Search code examples
dictionarymergecommentsruamel.yaml

Issue in preserving comments when merging 2 yamls using deepmerge python module and using ruamel.yaml


Code:

from deepmerge import always_merger
import ruamel.yaml

fileA = "source.yaml"
fileB = "dest.yaml"

yaml = ruamel.yaml.YAML()

with open(fileA,'r+') as f:
   fileAdictionary= yaml.load(f)

with open(fileB,'r+') as f:
   fileBdictionary = yaml.load(f)

result = always_merger.merge(fileAdictionary, fileBdictionary)
with open('output.yaml','w+') as f:
   yaml.dump(result,f)

source.yaml

element:
    connection:
        test: true

dest.yaml

element:
    connection:
        test: true
    networkPolicy:
        enabled: true
        # network policy has been enabled
    test_str_param: "abc"
    # comment for string parameter
    test_int_param: 10
    # comment for the integer parameter
    test_bool_param: true
    # comment for the boolean parameter

Actual Output

output.yaml

element:
  connection:
    test: true
  networkPolicy:
    enabled: true
        # network policy has been enabled
  test_str_param: abc
  test_int_param: 10
  test_bool_param: true

Problem Description

As you can see in the output.yaml, the comments for the elements test_str_param, test_int_param and test_bool_param is not preserved or carry forwarded from dest.yaml

Expectation

What needs to be done so that all the comments pertaining to all parameters are preserved in the final output.yaml

Expected Output

element:
    connection:
        test: true
    networkPolicy:
        enabled: true
        # network policy has been enabled
    test_str_param: "abc"
    # comment for string parameter
    test_int_param: 10
    # comment for the integer parameter
    test_bool_param: true
    # comment for the boolean parameter

Solution

  • What you load from your input are CommentedMap instances and these are sub-classes of dict. deepmerge handles them as dicts, but since it doesn't do anything special for the comments you lose them if keys are merged in an already existing CommentedMap (like fileAdictionary['element']), but not when a value that is merged in is a CommentedMap and doesn't exist in the fileAdictionary yet (i.e. there is no fileAdictionary['element']['networkPolicy'])
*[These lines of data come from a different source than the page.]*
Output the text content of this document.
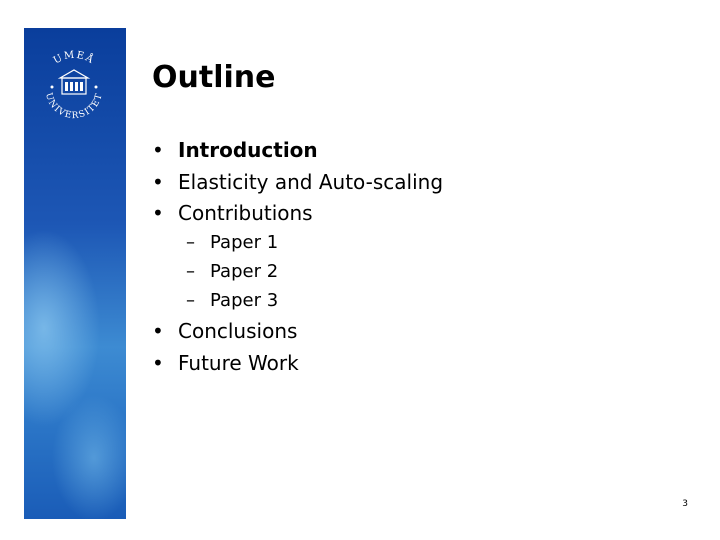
UMEÅ
UNIVERSITET
Outline
• Introduction
• Elasticity and Auto-scaling
• Contributions
– Paper 1
– Paper 2
– Paper 3
• Conclusions
• Future Work
3
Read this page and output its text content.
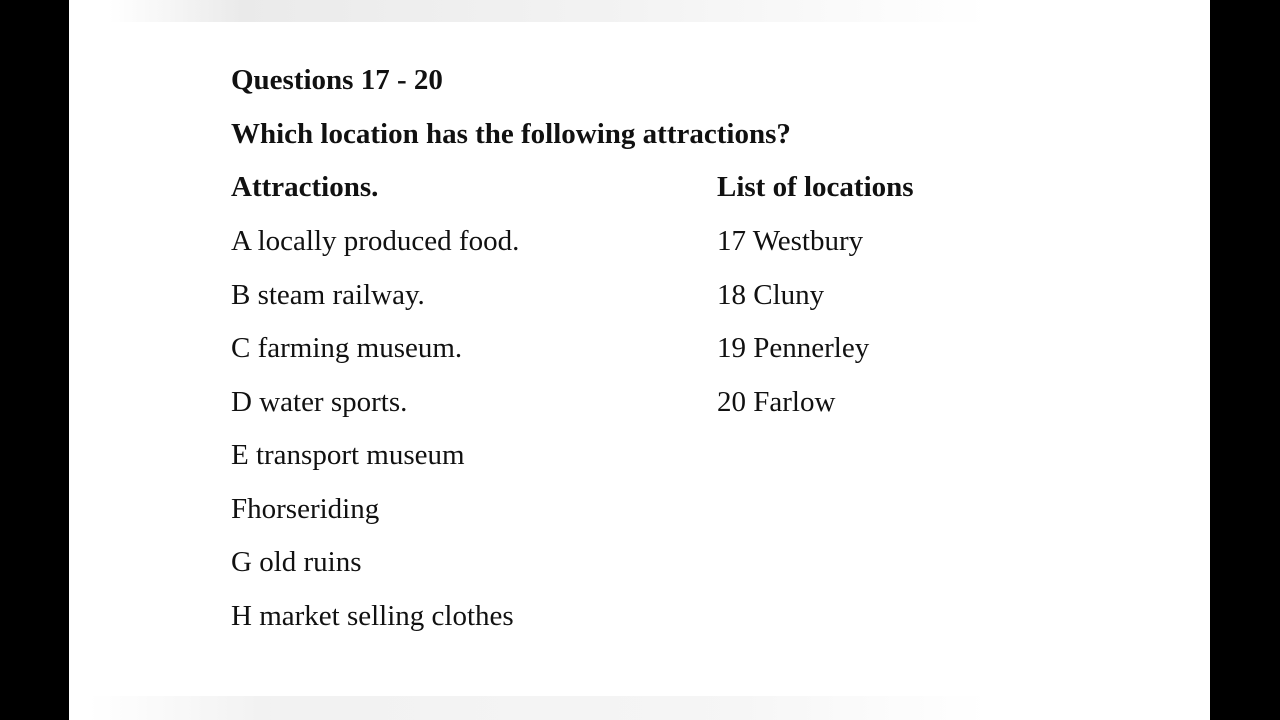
Questions 17 - 20
Which location has the following attractions?
Attractions.	List of locations
A locally produced food.
B steam railway.
C farming museum.
D water sports.
E transport museum
Fhorseriding
G old ruins
H market selling clothes
17 Westbury
18 Cluny
19 Pennerley
20 Farlow
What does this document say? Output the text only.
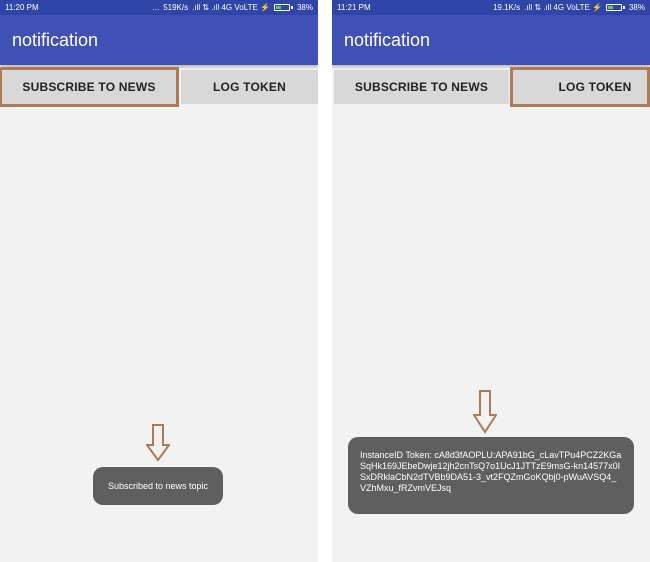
11:20 PM	... 519K/s .ıll ⇅ .ıll 4G VoLTE ⚡	38%
notification
SUBSCRIBE TO NEWS	LOG TOKEN
Subscribed to news topic
11:21 PM	19.1K/s .ıll ⇅ .ıll 4G VoLTE ⚡	38%
notification
SUBSCRIBE TO NEWS	LOG TOKEN
InstanceID Token: cA8d3fAOPLU:APA91bG_cLavTPu4PCZ2KGaSqHk169JEbeDwje12jh2cnTsQ7o1UcJ1JTTzE9msG-kn14577x0ISxDRklaCbN2dTVBb9DA51-3_vt2FQZmGoKQbj0-pWuAVSQ4_VZhMxu_fRZvmVEJsq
    deepmerge allows you to add your own strategies, but I am not sure what is the best/recommended procedure to add new types:

    import sys
    from pathlib import Path
    # from deepmerge import always_merger
    import deepmerge
    import ruamel.yaml
    RYCM = ruamel.yaml.comments.CommentedMap
    
    class CommentedMapStrategies(deepmerge.strategy.core.StrategyList):
        NAME = 'CommentedMap'
    
        @staticmethod
        def strategy_merge(config, path, base, nxt):
            for k, v in nxt.items():
                if k not in base:
                    base[k] = v
                else:
                    base[k] = config.value_strategy(path + [k], base[k], v)
            try:
                for k, v in nxt.ca.items.items():
                    base.ca.items[k] = v
            except AttributeError:
                pass
        
            return base
    
        @staticmethod
        def strategy_override(config, path, base, nxt):
            """
            move all keys in nxt into base, overriding
            conflicts.
            """
            return nxt
    
    # insert as it needs to be before 'dict'
    deepmerge.DEFAULT_TYPE_SPECIFIC_MERGE_STRATEGIES.insert(0, (RYCM, 'merge'))
    Merger = deepmerge.merger.Merger
    Merger.PROVIDED_TYPE_STRATEGIES[RYCM] = CommentedMapStrategies
    
    always_merger = Merger(deepmerge.DEFAULT_TYPE_SPECIFIC_MERGE_STRATEGIES, ['override'], ['override'])
    
    fileA = Path('source.yaml')
    fileB = Path('dest.yaml')
    
    yaml = ruamel.yaml.YAML()
    yaml.indent(mapping=4)
    result = always_merger.merge(yaml.load(fileA), yaml.load(fileB))
    yaml.dump(result, sys.stdout)
    

    which gives:

    element:
        connection:
            test: true
        networkPolicy:
            enabled: true
            # network policy has been enabled
        test_str_param: abc
        # comment for string parameter
        test_int_param: 10
        # comment for the integer parameter
        test_bool_param: true
        # comment for the boolean parameter
    

    Depending on where you have comments in your YAML documents, you might have to amend/complete the comment copying in strategy_merge.

    Please note that the above relies on CommentedMap internals that might change, so pin the ruamel.yaml version and test before upgrading it.